France Sets Fire Under Euro-Unity

New Socialist leader, citing joblessness, hits at German insistence on a unified currency

When Europe's two big powers talk of rupture in their relationship, those with memories of 20th-century wars listen.

The current rift, created by France's new leftist government trying to redirect Europe's drive for unity, has made Germany growl.

"Those who delay, delay forever," warned German Chancellor Helmut Kohl June 8. He has staked his political future on a single European currency, the euro.

But even before new French ministers had working phones in their offices following the June 1 election, Socialist Prime Minister Lionel Jospin warned that European unity and a single currency cannot come "at any price." Cutting social spending in the face of 12.8 percent French unemployment just to meet targets for the euro is not acceptable, he said.

On June 9, new Finance Minister Dominique Strauss-Kahn shocked his 14 European Union counterparts by calling for a "period of reflection" on a "stability" pact that had been expected to be signed at next week's EU summit in Amsterdam.

The pact, negotiated in Dublin last December, was pushed by the Germans to ensure budgetary restraint after the single currency is adopted in 1999. It slaps stiff penalties on countries that run deficits higher than 3 percent of gross domestic product and commits all EU governments to balancing their budgets every year.

During his campaign, Mr. Jospin said he would not be bound by the Dublin agreement, which would cost France about $3 billion in penalties to the EU if it were in effect for this year's budget cycle.

Chancellor Kohl hopes to change Jospin's mind at a Franco-German summit in Poitiers, France, on June 13, so that France will not block signing the accord during the June 16-17 Amsterdam summit.

But the political and economic fundamentals of Europe have shifted dramatically since Kohl and his French counterpart, then-Socialist President Franois Mitterrand, first proposed the idea of political and economic union to their European partners in April 1990, when the dust from the collapse of the Berlin Wall was still settling. Back then, all but two of Europe's governments were conservative, and unemployment stood at 7.9 percent.

Now all but two of Europe's governments are left or center-left. Conservatives are governing only in Germany and Spain, and unemployment across Europe has topped 11.4 percent, representing some 18 million Europeans out of work.

"Europe without the support of the public will not work, and unemployment is at the core of European concerns," says Dominique Mosi of the Paris-based French Institute for International Relations.

"This conflict shows that France and Germany are in the same bed but with different nightmares. The nightmare for Germany is inflation; the nightmare for France is unemployment.... Nearly two-thirds of French are still favorable to Europe, but not at any cost," he adds.

On June 10, tens of thousands of European trade unionists and other protesters marched through the streets of Paris to call for more job creation in Europe.

Jospin's coalition partners are also keeping up the pressure on the new prime minister to ensure that campaign promises to put jobs at the top of the European agenda are kept. French Socialists need the support of the 38 Communist deputies in the new National Assembly for their majority, and three Communist ministers have been appointed to the new government.
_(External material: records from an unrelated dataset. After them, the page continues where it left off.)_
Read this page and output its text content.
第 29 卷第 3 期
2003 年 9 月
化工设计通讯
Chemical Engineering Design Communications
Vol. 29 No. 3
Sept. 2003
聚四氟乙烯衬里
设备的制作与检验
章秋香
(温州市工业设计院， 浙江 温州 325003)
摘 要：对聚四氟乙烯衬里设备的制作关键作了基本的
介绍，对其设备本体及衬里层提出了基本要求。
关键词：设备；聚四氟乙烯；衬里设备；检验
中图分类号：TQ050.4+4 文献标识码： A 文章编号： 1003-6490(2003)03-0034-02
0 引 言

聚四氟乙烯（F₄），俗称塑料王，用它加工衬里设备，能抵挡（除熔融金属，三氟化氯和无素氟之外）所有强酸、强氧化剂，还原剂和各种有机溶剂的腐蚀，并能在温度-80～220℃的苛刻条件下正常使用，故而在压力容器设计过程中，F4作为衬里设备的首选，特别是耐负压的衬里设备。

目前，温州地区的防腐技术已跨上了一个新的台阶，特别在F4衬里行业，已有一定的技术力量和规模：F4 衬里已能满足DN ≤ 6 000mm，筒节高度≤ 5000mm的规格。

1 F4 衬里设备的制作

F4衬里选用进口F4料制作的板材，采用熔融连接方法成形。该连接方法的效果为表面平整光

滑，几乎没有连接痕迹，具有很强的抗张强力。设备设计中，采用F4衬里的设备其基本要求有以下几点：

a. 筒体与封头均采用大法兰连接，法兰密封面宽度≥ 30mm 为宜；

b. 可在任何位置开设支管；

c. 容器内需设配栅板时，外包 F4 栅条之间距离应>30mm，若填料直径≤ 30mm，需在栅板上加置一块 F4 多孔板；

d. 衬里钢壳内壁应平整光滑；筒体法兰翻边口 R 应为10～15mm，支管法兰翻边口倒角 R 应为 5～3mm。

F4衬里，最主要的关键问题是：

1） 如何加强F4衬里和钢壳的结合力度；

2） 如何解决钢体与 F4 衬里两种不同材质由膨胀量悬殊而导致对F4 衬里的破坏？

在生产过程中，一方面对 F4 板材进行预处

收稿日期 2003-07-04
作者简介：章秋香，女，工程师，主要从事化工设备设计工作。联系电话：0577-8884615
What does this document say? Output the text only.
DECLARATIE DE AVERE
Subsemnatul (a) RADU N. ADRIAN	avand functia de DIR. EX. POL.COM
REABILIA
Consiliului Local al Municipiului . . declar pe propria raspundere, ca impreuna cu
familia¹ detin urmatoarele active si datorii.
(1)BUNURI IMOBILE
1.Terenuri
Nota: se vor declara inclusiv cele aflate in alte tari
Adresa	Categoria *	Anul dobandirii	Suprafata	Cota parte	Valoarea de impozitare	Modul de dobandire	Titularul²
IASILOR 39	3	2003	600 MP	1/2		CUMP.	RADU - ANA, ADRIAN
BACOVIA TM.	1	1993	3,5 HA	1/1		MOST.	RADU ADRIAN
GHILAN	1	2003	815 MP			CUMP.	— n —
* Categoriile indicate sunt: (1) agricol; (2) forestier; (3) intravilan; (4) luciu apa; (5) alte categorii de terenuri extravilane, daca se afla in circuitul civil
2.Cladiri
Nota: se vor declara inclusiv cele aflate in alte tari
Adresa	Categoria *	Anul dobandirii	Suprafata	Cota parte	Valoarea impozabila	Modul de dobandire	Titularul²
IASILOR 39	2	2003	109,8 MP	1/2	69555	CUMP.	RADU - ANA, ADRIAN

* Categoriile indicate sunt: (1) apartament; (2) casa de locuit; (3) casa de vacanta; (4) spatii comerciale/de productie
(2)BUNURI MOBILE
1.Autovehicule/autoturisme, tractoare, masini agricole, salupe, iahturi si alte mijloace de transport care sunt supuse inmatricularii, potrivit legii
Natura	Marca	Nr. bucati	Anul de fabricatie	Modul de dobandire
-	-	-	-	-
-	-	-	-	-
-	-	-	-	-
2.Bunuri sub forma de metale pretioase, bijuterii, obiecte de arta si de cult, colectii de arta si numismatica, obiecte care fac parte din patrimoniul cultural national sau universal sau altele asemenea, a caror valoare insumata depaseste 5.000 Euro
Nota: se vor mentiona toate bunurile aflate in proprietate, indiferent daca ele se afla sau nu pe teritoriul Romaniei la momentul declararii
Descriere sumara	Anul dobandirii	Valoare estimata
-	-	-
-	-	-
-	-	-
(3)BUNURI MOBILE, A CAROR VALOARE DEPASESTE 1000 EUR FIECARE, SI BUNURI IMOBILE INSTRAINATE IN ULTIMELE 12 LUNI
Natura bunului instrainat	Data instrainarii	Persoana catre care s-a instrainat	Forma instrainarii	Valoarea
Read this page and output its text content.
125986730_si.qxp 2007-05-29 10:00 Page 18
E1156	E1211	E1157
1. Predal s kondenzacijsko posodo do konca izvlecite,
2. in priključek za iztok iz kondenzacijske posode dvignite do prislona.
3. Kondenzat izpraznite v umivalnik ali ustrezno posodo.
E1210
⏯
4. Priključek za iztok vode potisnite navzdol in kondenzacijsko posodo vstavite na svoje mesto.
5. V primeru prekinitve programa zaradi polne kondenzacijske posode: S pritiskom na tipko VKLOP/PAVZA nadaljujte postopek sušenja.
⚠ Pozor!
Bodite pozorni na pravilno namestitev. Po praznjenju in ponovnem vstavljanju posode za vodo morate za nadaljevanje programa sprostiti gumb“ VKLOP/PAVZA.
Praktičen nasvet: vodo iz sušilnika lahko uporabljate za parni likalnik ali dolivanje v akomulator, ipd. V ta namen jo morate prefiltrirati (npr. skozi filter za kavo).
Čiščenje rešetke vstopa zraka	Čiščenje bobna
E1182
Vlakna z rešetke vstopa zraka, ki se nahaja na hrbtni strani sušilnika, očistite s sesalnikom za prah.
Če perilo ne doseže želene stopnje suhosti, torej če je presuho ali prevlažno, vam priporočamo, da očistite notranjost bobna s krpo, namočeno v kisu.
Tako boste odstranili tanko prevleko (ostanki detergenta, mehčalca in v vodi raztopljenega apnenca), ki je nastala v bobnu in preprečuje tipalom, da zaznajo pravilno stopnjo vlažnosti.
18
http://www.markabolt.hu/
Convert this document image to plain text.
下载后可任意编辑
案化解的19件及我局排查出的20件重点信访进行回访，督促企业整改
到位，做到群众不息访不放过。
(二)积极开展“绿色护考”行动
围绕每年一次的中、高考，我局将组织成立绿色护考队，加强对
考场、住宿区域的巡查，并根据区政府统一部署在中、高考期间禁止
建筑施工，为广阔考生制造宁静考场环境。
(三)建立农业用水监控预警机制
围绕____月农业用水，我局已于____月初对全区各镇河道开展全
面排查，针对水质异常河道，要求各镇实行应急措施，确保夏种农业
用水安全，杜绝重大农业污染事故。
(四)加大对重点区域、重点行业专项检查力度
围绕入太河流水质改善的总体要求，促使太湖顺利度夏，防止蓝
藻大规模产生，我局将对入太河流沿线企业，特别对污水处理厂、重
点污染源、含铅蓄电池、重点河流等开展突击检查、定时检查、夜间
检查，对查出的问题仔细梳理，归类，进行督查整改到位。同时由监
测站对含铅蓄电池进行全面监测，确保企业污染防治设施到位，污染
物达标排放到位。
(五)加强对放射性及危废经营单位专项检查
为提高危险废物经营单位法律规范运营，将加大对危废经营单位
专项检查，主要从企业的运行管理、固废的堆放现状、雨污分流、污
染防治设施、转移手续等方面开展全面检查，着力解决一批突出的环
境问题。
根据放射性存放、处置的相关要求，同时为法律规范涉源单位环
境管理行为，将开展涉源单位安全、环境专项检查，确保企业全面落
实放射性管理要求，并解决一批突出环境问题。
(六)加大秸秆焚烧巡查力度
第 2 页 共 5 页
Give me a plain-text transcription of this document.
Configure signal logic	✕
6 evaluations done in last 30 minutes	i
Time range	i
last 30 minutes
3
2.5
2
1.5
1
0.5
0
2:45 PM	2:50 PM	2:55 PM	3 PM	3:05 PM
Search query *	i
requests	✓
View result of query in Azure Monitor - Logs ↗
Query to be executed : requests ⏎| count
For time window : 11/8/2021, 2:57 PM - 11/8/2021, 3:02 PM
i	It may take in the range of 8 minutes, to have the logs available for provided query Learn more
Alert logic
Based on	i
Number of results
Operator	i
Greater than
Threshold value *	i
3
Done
On June 9, Communist Party leader Robert Hue announced a grass-roots program to ensure that citizens have a voice in holding the government to its promises. "The French people ... expect clear signals that this government is turning the page on social regression....," he said.

Communist Party leaders are a far cry from the hard-liners of the 1950s and '60s, who welcomed the Soviet takeovers in Eastern Europe as a "great victory of democracy" and did not repudiate Stalin's gulags until 1975.

Today's Communists still call each other "comrade," and opted to keep their old name, but now call for jobs, higher salaries, and social progress instead of a "dictatorship of the proletariat."

When Socialist leader Mitterrand won the presidency in 1981, he took four Communists into his government. But those ministers resigned in 1984, after Socialists abandoned leftist programs in favor of a politics of austerity, and the party slipped back into single digits in the polls. Now on a rebound, Communists won nearly 10 percent of the vote in the recent legislative elections.

For Prime Minister Jospin, the commitment to jobs instead of austerity is more than a campaign promise. In a 1994 report to his party, he argued that the party's future depended on a "break with liberalism" and a focus on growth and employment.

But it is not clear that good intentions will be enough to come up with a compromise that will both satisfy German concerns for stability and urgent calls on the French streets for jobs and growth.